Steht das Projekt Europa tatsächlich, wie immer wieder verkündet wird, für die Überwindung des Nationalen und nationaler Konflikte? Oder werden wir nicht gerade Zeugen, wie Nationalismus, oft gepaart mit Rassismus, auch in europäischen Kernländern eine neue Dynamik entfaltet? Kommt der Nationalstaat nun lediglich im europäischen Gewande daher? Die in den hiesigen Medien interessanterweise von Historikern dominierte jüngste Debatte um den Beitritt der Türkei zur Europäischen Union hat überdies noch einmal mit Nachdruck die Frage auf die Agenda gesetzt, wo die Grenze zwischen Europa und Nichteuropa verläuft. Welche Kriterien sind hier relevant? Und wer hat die Deutungsmacht?

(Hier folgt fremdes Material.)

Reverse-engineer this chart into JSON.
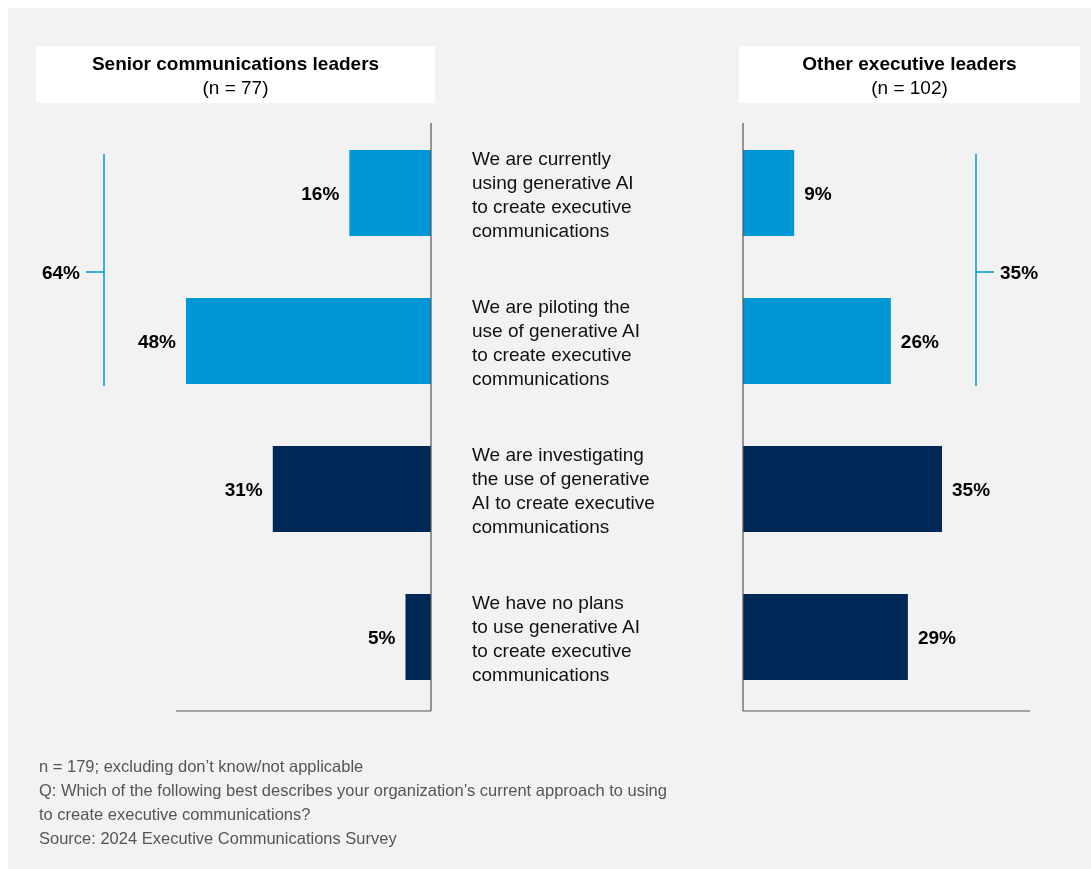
{
  "chart_data": [
    {
      "type": "bar",
      "orientation": "horizontal",
      "title": "Senior communications leaders",
      "subtitle": "(n = 77)",
      "categories": [
        "We are currently\nusing generative AI\nto create executive\ncommunications",
        "We are piloting the\nuse of generative AI\nto create executive\ncommunications",
        "We are investigating\nthe use of generative\nAI to create executive\ncommunications",
        "We have no plans\nto use generative AI\nto create executive\ncommunications"
      ],
      "values": [
        16,
        48,
        31,
        5
      ],
      "value_labels": [
        "16%",
        "48%",
        "31%",
        "5%"
      ],
      "colors": [
        "#0097d6",
        "#0097d6",
        "#002856",
        "#002856"
      ],
      "annotations": [
        "64%",
        "n = 179; excluding don’t know/not applicable",
        "Q: Which of the following best describes your organization’s current approach to using to create executive communications?",
        "Source: 2024 Executive Communications Survey"
      ]
    },
    {
      "type": "bar",
      "orientation": "horizontal",
      "title": "Other executive leaders",
      "subtitle": "(n = 102)",
      "categories": [
        null,
        null,
        null,
        null
      ],
      "values": [
        9,
        26,
        35,
        29
      ],
      "value_labels": [
        "9%",
        "26%",
        "35%",
        "29%"
      ],
      "colors": [
        "#0097d6",
        "#0097d6",
        "#002856",
        "#002856"
      ],
      "annotations": [
        "35%"
      ]
    }
  ]
}
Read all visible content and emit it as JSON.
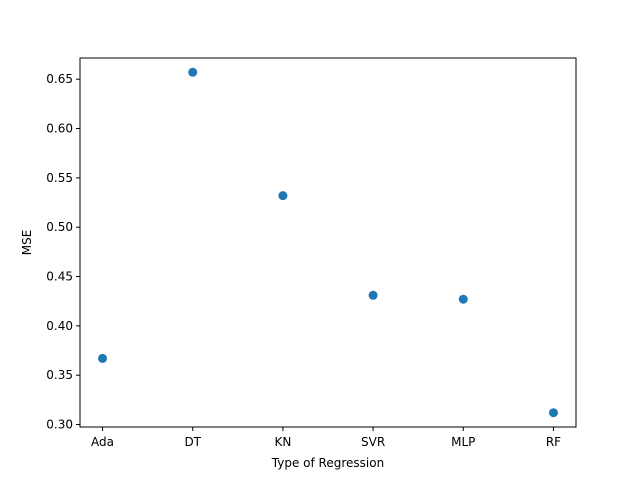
{
  "chart_data": {
    "type": "scatter",
    "title": "",
    "xlabel": "Type of Regression",
    "ylabel": "MSE",
    "categories": [
      "Ada",
      "DT",
      "KN",
      "SVR",
      "MLP",
      "RF"
    ],
    "values": [
      0.367,
      0.657,
      0.532,
      0.431,
      0.427,
      0.312
    ],
    "ylim": [
      0.2975,
      0.6715
    ],
    "yticks": [
      0.3,
      0.35,
      0.4,
      0.45,
      0.5,
      0.55,
      0.6,
      0.65
    ],
    "ytick_labels": [
      "0.30",
      "0.35",
      "0.40",
      "0.45",
      "0.50",
      "0.55",
      "0.60",
      "0.65"
    ],
    "grid": false,
    "legend": "none",
    "marker_color": "#1f77b4"
  }
}
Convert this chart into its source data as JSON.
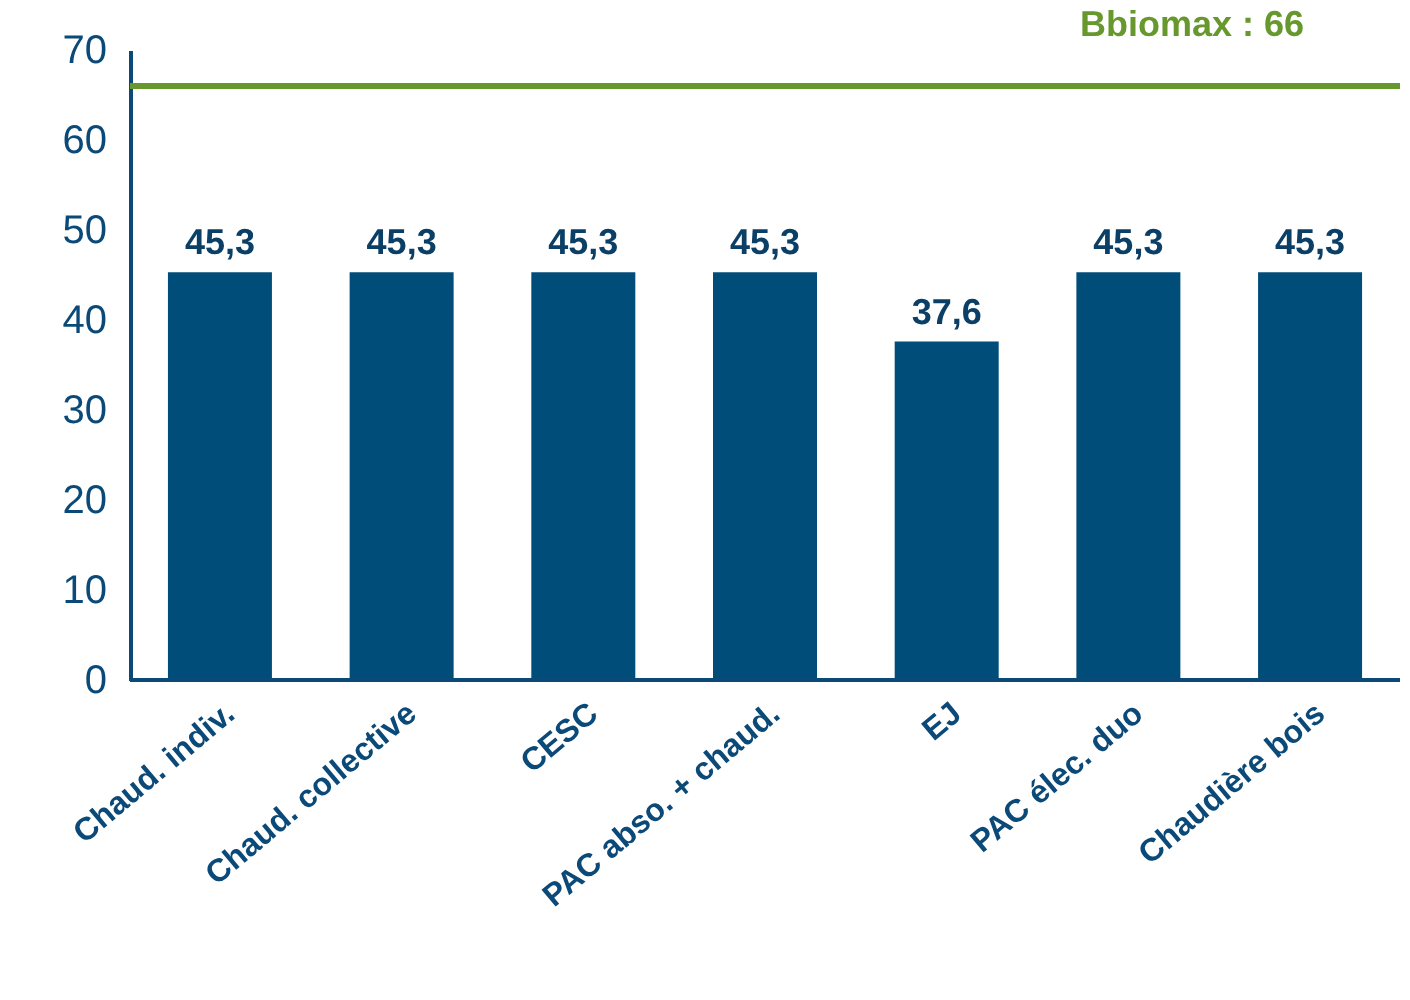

Der an der Universität Paris/Nanterre politische Philosophie lehrende Étienne Balibar, Schüler Louis Althussers, Marxismus-Experte und einer der profiliertesten Intellektuellen Frankreichs, hat sich in der Vergangenheit immer wieder in die Diskussion um die Konstruktion Europas eingemischt. Der Band Sind wir Bürger Europas? versammelt nun Aufsätze und Vorträge Balibars aus den letzten Jahren, die sich um die Frage der europäischen Staatsbürgerschaft, außerdem um das Verhältnis von Europäisierung und Globalisierung drehen.

Balibars Grundthese lautet, die Einigung Europas könne nur durch das "Auftreten eines ‚demos‘ erfolgen, der sich auf europäischer Ebene seine Ausdrucksmöglichkeiten verschafft und sie, wenn nötig, mit der Brechstange durchsetzt". Es sei unrealistisch, sich die politische Einigung Europas nach dem gegenwärtig vorherrschenden "vertikalen" Schema vorzustellen, selbst wenn man dieses Modell durch erweiterte Konsultationsverfahren legitimieren würde. Nicht fromme Wünsche und schöne Reden über "die europäische Idee" seien gefragt, sondern selbstständige Initiativen des Denkens und Handelns "von unten".

Politische Lösungen oder Handlungsanleitungen hat Balibar allerdings nicht parat. Ihm ist es vornehmlich darum zu tun, Denkanstöße zu formulieren, die inneren Widersprüche des Einigungsprozesses herauszuarbeiten und "Baustellen der Demokratie" in Europa zu identifizieren. Besondere Sorge bereitet ihm die Blockierung sozialer Bürgerrechte, vor allem aber die Trennung von "einheimischen" und – je nach Land durchaus unterschiedlich definierten – "ausländischen" Bevölkerungsgruppen.

Der Vertrag von Maastricht sieht, wie Balibar hervorhebt, die Zuschreibung der europäischen Staatsbürgerschaft, etwa das Recht auf Kommunalwahlen im jeweiligen Aufenthaltsland, lediglich für die Staatsangehörigen der Mitgliedsländer vor. Angehörige anderer Länder, die mehrheitlich Arbeitsimmigranten sind, bleiben außen vor – zum Beispiel Inder in Großbritannien, Algerier und Chinesen in Frankreich oder Marokkaner in Spanien. Sie sind zwar als billige Arbeitskräfte willkommen, werden gleichzeitig jedoch als Bürger zweiter Klasse ausgegrenzt.

Derartige Konstruktionen, so Balibar, erzeugen unweigerlich einen Apartheidseffekt und sind geeignet, Formen eines spezifisch "europäischen" Rassismus entstehen zu lassen. In diesem Zusammenhang verweist er auf die diversen Begriffe für die "Anderen", die "Nicht-Europäer", im Prozess der Konstitution der europäischen Identität: ethnic minorities, immigrés, Ausländer – das sind die Außenseiter, weder weiß noch laizistisch, noch christlich. Diese Unterscheidung, beklagt er, werde "zur Illegitimitätsvermutung in Sachen Aufenthaltsrecht oder bezüglich der kulturellen und sozialen Rechte, von den politischen ganz zu schweigen".

Wie bei derartigen Aufsatzsammlungen üblich, ist auch dieser Band nicht frei von Wiederholungen. Ärgerlich ist die Tendenz des Autors, auch einfache Sachverhalte möglichst kompliziert auszudrücken. Man muss mit den provokanten Auffassungen Balibars nicht immer einverstanden sein, um das anregende Buch des Philosophen mit Gewinn lesen zu können.